There are many people that would bemoan this relationship as an indication of the death of the media, while others call it the continuing consolidation. Paul Miller touched on that today by calling for fewer publications, but I'm not sure that's really the point. I think the CBS move is a good one because it shows that media, to be relevant, needs to be cooperative.
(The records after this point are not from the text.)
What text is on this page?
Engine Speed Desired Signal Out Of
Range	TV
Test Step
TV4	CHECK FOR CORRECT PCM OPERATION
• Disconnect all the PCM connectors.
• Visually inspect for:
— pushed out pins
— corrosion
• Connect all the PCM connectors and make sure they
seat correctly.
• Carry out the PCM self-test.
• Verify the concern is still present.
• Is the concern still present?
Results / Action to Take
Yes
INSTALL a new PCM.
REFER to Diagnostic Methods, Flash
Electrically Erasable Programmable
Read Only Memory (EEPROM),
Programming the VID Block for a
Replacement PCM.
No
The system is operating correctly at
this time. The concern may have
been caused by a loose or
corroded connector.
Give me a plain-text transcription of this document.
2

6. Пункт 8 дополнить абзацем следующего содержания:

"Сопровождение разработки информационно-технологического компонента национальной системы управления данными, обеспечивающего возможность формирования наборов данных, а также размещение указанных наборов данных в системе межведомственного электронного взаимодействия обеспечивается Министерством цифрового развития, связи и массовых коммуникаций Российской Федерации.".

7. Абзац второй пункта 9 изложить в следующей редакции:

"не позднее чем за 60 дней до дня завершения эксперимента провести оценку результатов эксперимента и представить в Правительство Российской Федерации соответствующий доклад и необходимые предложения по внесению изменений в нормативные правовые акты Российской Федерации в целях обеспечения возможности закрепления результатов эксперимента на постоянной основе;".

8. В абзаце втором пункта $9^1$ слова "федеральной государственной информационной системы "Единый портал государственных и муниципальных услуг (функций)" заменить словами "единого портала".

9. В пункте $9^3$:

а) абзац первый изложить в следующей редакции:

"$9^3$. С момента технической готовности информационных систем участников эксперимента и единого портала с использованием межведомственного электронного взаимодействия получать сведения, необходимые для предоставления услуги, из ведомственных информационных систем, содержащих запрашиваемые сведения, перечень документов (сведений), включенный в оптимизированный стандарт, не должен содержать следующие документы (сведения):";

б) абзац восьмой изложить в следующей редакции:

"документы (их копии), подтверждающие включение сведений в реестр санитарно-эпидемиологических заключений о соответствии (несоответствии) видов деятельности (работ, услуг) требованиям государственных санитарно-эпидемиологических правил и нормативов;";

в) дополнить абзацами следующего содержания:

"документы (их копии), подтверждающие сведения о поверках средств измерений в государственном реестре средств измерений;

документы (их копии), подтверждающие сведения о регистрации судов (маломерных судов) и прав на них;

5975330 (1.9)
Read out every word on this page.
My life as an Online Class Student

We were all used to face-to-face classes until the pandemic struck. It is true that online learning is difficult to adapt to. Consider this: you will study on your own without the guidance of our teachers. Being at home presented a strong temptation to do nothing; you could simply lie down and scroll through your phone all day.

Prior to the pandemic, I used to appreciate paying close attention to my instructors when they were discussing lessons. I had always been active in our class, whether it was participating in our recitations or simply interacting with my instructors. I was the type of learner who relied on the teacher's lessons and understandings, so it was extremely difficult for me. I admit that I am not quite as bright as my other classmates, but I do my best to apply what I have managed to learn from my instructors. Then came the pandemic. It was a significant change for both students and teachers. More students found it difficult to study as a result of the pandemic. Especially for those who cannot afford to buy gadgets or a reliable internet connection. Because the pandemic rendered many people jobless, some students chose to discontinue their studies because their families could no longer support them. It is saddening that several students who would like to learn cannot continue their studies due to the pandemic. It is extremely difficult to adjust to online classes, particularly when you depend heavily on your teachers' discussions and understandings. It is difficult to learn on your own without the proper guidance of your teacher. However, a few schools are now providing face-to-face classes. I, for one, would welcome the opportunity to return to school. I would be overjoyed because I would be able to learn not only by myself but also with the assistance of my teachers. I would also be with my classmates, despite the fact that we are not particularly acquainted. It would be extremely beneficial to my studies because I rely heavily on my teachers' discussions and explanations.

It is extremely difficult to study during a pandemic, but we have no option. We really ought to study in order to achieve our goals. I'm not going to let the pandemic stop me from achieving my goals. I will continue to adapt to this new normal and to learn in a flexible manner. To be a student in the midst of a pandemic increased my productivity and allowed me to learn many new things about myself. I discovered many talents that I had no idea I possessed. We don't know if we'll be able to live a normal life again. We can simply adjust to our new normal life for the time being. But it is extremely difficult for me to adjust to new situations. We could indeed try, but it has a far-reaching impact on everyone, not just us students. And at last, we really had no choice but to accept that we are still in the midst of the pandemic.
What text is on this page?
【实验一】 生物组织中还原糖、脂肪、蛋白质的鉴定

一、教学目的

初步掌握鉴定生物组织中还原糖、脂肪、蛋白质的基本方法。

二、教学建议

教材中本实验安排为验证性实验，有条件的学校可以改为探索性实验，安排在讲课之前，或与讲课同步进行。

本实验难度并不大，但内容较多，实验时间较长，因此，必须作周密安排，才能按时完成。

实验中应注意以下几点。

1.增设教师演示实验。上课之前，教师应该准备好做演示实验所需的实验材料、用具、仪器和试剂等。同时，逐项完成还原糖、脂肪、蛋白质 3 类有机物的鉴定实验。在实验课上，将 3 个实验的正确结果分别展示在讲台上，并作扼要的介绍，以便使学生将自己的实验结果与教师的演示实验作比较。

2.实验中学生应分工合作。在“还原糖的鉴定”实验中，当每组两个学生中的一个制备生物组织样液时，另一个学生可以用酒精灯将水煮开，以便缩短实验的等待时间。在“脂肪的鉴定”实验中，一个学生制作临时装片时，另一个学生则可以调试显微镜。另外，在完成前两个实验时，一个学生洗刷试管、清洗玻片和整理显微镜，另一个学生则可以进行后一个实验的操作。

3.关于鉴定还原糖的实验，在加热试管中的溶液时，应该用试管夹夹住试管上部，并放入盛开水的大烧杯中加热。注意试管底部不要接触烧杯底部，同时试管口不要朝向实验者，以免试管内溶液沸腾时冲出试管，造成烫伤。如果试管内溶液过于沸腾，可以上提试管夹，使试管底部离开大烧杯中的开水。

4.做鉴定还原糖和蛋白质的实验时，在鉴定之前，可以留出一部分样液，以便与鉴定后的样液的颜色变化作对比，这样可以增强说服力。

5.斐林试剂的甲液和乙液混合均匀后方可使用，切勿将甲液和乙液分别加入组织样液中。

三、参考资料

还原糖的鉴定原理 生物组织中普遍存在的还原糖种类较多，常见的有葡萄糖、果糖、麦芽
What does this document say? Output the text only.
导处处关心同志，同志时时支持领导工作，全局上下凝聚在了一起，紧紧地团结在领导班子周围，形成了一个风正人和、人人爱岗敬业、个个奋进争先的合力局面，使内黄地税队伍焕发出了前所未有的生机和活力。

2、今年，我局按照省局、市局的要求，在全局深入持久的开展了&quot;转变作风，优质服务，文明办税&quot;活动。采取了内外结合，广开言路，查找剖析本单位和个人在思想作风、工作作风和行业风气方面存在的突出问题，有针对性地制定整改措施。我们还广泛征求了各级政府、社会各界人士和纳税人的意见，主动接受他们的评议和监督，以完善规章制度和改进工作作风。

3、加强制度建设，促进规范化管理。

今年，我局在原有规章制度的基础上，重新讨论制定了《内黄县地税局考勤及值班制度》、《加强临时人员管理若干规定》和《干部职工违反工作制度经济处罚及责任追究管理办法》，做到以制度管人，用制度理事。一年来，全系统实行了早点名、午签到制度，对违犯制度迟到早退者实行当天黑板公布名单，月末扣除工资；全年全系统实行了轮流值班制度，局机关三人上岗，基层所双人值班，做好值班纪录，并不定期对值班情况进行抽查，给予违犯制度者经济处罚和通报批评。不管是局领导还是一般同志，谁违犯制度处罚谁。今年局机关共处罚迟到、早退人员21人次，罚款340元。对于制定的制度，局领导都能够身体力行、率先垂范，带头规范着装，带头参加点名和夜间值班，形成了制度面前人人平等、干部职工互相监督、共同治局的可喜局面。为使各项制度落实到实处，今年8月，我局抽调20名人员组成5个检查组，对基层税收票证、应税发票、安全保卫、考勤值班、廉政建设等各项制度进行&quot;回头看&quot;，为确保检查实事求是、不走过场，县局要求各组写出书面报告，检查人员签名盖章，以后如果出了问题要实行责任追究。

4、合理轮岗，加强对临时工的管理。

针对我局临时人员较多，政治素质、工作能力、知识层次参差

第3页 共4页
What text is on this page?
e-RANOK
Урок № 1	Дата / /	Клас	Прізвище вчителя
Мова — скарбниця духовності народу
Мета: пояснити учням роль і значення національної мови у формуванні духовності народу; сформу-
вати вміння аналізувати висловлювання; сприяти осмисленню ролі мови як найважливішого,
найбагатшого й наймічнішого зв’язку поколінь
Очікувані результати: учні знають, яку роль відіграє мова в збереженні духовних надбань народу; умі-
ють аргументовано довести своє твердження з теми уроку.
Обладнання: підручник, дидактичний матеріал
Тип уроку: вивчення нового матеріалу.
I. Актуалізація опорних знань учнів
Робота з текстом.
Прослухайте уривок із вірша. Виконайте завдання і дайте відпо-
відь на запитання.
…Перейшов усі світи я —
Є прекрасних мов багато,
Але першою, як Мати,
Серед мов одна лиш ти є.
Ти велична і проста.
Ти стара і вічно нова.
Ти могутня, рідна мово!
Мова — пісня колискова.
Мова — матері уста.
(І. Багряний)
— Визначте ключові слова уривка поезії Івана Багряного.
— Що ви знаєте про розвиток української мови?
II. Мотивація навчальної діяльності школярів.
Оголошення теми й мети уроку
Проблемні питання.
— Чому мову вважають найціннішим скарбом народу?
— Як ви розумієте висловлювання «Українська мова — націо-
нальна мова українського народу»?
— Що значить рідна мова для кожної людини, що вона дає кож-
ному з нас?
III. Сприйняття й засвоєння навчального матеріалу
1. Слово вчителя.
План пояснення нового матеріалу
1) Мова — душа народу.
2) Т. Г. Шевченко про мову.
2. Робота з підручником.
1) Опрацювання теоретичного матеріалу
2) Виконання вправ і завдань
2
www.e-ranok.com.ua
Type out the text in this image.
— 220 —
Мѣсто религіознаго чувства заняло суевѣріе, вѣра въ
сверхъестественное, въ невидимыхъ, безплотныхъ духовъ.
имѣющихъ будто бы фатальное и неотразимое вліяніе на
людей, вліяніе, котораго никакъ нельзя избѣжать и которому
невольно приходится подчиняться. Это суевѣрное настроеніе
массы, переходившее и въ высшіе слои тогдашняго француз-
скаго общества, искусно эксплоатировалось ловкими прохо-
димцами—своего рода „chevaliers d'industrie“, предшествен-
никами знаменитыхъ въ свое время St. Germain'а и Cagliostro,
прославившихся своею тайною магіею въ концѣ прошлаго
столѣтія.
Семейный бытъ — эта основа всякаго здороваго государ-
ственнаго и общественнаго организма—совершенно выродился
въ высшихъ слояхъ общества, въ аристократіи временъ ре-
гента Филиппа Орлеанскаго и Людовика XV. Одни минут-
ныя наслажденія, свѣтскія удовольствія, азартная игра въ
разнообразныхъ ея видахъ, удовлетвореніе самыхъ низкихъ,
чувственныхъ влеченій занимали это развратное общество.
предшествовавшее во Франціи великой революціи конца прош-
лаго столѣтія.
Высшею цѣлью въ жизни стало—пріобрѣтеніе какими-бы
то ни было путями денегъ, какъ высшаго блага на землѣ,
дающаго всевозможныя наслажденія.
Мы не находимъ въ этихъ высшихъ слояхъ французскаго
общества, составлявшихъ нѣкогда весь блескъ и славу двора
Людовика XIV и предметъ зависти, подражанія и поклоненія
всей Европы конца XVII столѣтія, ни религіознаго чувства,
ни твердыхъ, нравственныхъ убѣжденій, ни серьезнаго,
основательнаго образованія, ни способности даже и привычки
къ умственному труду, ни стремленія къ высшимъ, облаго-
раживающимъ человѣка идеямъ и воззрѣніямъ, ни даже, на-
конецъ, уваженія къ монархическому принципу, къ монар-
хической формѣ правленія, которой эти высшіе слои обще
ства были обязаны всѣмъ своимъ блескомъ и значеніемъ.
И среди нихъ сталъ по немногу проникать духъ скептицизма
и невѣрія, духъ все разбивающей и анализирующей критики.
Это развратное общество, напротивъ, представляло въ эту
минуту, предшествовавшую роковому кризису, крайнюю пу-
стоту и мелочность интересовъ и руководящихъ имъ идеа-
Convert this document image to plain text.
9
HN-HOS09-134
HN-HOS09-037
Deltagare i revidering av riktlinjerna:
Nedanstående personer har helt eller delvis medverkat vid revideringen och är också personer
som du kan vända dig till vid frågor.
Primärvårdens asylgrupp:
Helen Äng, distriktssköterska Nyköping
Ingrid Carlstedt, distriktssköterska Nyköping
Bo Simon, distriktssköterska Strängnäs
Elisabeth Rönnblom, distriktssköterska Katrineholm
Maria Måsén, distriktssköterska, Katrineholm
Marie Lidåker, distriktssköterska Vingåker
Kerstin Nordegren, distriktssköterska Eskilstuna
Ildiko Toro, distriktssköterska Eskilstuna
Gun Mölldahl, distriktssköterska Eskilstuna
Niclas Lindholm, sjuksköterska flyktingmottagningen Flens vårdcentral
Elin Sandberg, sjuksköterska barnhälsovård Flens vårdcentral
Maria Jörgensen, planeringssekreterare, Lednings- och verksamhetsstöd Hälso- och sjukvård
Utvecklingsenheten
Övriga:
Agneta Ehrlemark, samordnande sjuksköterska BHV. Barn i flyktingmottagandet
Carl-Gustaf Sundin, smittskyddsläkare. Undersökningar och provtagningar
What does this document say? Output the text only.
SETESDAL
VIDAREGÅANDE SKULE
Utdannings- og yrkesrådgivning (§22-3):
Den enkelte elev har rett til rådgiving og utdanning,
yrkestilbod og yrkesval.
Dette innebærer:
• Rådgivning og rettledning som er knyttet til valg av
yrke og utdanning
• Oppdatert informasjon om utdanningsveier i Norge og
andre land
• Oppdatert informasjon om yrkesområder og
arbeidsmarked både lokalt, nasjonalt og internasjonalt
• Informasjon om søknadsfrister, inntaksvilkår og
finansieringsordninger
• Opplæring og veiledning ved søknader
The journalism paradigm for more than 200 years has been not only adversarial for its subjects, but to each other. The goal was to create unique content; to scoop competitive news media on information, thereby demonstrating why someone should read your paper or watch or listen your broadcast. The Internet has changed all that. Information, pseudo-information and outright lies are spread almost instantaneously through out the world now. Getting your viewpoint out to the masses is easier than ever. Journalists need to learn that getting out first means nothing. What is more important is getting correct information out, properly vetted and considered. That means it may not come from one journalist, but many.
That's the biggest change media needs to learn. Journalists need to cooperate with each other, regardless of what publication or medium they work for. Media houses need to not only allow that kind of collaboration, then need to encourage it. That means journalists are going to have to become a REAL profession and just not claim it.

I can't count how many times I've heard representatives from every news media company bad mouth the competition, the worst being United Business Media and Reed Business editorial. That can be expected from the business side of those organizations, but it is unprofessional from the journalists. Writers and editors from every form of media should be sharing their information, balancing each other for the purpose of creating considered, thoughtful communication that the audience can trust. Bloggers internal and external to industry, who seek the trust of their audience, should participate in the collaboration to make sure that what they are about to share is accurate, even if it only to a degree.

Part of this can be accomplished by adhering to the principals and ethics established by organizations like PRSA and the Society of Professional Journalists. As I pointed out a few months ago, very few practitioners on either side were even aware those principals exist. And that takes me to my next point.

Communicators who seek to be considered professional need to act like professionals. Any idiot can sign up for a blog on Google. It takes someone with training in communications to make that blog valuable. As much as I appreciate the concepts published by David Scott Meerman one thing he only touches on is that using new media to promote your company doesn't do any good unless you know how to communicate. And there are just not enough trained communicators for every company to have one.

Many companies are retreating behind wall fortresses, pushing employees to establish blogs that speak only to their current customer base. But the efforts are hollow because they don't encourage real discussion. Journalists know how to create interest and uncover bullshit. That's why they need to stay independent.
But media companies need to let their communicators have the freedom to work outside their own fortress and build stories with the help of all their compatriots. It's time for a real "fourth estate" of professionals. This is not the end of journalism as we know it. This could be the golden age.

We'll be back with our regular program of interviews with media players in the next few weeks. Thanks to everyone for their support and encouragement.